Nelson is served by Junction 13 of the M65 motorway, which runs west to Burnley, Accrington, Blackburn and Preston, and northeast to Colne. From the town centre, the A56 runs southwest to the M65 at Brierfield and northeast to Colne and beyond, while the A682 – Britain's most dangerous road – heads north into the Yorkshire Dales.

In November 1969, a multi-storey car park with space for 350 cars was opened in Nelson.

In December 2008, the town's new bus and rail interchange was opened at a site which used the existing railway station. The new interchange facility cost £4.5 million and included enhancements such as cycle stands, taxi and car drop off facilities, electronic information displays, a direct link to the railway station including a passenger lift and an enclosed passenger concourse with 10 bus stands.

Rail services to and from Nelson are provided by Northern. The Interchange has an hourly stopping service west to Blackpool South via Blackburn and Preston, and east to Colne.

The main bus operator in Nelson is Transdev, Burnley & Pendle, although Tyrer Bus operate some services.
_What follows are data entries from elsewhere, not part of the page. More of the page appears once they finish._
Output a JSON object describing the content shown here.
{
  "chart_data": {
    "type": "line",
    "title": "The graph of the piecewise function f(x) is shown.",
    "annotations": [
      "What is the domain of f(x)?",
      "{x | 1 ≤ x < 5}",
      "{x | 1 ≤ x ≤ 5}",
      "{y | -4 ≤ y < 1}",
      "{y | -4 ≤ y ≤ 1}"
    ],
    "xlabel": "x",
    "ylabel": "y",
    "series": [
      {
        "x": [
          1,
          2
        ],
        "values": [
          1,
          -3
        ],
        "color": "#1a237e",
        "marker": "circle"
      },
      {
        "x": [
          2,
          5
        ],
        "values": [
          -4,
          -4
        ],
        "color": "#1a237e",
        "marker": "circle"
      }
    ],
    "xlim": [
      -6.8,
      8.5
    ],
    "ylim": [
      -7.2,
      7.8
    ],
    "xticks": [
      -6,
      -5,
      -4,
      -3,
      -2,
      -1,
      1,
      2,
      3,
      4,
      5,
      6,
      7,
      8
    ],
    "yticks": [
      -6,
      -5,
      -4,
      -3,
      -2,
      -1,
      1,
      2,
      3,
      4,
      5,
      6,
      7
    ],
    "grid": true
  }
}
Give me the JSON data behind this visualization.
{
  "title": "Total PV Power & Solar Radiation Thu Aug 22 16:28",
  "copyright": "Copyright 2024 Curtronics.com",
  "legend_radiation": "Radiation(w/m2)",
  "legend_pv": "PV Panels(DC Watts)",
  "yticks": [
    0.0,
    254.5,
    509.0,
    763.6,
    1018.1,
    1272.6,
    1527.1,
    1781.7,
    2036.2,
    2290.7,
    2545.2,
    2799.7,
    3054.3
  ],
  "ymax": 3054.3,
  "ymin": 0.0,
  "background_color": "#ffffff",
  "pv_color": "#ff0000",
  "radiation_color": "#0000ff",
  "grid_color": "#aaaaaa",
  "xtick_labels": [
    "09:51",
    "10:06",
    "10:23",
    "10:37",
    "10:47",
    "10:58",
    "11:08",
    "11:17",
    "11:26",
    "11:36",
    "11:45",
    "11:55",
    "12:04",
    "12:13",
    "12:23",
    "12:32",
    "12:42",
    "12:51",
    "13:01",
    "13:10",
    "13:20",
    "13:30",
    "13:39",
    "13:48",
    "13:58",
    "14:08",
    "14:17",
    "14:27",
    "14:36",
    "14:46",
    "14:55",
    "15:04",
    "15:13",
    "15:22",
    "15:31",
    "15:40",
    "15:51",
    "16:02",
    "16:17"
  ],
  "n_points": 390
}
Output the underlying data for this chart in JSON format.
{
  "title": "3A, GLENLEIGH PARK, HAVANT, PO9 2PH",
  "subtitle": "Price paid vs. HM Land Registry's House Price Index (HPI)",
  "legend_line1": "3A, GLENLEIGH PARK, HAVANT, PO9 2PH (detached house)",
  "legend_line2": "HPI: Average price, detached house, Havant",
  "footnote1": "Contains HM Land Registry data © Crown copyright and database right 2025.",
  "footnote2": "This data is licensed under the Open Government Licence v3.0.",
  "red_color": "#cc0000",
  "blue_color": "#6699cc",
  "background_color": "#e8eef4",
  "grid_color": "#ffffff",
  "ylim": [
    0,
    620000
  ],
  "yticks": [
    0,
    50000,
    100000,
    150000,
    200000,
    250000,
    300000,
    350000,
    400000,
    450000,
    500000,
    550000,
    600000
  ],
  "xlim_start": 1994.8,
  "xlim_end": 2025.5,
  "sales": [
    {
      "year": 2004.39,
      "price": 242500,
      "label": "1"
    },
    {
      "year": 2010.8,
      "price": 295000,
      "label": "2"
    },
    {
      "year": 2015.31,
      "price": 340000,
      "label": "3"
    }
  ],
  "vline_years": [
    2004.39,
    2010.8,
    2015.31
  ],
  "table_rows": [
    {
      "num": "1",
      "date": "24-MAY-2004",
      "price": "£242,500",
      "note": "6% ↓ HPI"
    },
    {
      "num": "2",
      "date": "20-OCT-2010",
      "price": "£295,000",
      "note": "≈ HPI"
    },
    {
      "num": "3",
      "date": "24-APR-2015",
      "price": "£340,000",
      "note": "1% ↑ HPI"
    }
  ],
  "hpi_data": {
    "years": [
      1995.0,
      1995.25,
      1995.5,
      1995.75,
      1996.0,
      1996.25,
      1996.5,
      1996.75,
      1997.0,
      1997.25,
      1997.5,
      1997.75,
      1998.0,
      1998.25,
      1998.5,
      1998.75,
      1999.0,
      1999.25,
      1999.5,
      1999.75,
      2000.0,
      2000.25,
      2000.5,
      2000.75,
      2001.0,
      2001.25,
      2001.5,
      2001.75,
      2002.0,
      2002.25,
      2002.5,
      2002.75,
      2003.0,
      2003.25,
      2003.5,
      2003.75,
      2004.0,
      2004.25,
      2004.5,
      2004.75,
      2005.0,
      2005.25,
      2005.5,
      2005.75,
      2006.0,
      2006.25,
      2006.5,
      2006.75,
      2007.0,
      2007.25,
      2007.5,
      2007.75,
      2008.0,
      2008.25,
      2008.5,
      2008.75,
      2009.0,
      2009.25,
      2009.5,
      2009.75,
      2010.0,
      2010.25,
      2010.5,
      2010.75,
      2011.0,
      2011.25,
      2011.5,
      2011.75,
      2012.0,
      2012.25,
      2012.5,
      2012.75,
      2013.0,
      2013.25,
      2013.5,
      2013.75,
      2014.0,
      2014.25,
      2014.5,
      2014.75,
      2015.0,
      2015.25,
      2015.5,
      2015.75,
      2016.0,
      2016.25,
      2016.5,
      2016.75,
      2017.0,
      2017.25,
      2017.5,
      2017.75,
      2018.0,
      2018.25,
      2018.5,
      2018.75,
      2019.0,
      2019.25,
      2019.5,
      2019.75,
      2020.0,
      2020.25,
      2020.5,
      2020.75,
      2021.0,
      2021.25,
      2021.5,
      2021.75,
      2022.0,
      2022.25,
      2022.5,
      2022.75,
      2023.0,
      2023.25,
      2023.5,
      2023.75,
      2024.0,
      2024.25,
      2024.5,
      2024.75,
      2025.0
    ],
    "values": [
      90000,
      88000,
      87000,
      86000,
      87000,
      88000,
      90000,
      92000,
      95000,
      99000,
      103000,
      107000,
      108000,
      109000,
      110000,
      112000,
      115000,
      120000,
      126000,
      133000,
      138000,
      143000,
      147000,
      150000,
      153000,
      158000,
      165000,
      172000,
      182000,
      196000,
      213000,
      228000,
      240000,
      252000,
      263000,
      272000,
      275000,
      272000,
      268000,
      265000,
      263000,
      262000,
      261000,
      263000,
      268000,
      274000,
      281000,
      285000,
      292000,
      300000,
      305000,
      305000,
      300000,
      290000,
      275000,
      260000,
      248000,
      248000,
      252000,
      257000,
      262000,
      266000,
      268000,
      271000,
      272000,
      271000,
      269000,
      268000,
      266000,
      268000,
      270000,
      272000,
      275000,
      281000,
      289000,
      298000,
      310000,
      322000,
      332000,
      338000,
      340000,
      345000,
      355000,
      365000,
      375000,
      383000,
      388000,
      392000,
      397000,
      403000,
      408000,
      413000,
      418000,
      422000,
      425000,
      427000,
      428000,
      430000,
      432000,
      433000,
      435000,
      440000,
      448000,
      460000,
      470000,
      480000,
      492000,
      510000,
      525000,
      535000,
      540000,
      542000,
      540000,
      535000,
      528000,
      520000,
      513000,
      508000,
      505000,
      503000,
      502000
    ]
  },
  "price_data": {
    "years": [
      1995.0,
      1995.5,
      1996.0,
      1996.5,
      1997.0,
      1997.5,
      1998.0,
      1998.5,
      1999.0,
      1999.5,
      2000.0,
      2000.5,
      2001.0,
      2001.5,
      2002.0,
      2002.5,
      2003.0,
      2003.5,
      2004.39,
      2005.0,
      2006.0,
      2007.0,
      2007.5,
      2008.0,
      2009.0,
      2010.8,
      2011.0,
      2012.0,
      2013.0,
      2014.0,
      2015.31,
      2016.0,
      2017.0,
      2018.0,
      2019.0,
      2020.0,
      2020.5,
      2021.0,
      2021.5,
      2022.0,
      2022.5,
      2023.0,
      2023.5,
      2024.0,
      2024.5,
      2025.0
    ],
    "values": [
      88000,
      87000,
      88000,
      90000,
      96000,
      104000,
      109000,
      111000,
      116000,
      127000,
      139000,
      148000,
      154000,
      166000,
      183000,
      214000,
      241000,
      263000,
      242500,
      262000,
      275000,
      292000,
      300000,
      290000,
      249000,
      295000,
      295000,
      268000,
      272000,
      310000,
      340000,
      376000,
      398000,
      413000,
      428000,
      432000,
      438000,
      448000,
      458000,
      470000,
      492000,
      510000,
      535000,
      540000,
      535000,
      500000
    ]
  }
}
National Express operates one coach service to London Victoria Coach Station each day from the Interchange. The town has good bus links into Burnley and then on to Manchester, compensating for the lack of a frequent rail link: X43 Witch Way service (operated by Transdev, Burnley & Pendle) runs from Skipton via Colne, M65, Burnley and Rawtenstall to Manchester city centre, using a fleet of specially-branded double-decker buses with leather seats and WiFi.


The town is home to several parks the most notable of which are Victoria Park and Marsden Park. The recently opened Arts, Culture and Enterprise Centre (The ACE Centre) [1] provides the residents with a new multi-purpose venue and incorporates a cinema, theatre and bistro. The Heritage Trust for the North West have numerous campaigns and projects in the area. One of which has seen the restoration and conservation of a whole street of Victorian workers housing, a former primary school and cotton mill, as it was feared that the Industrial Heritage of the town was at risk. St Mary's Church is also another major project in the town, which is planned to open as an exhibition centre in Summer 2012.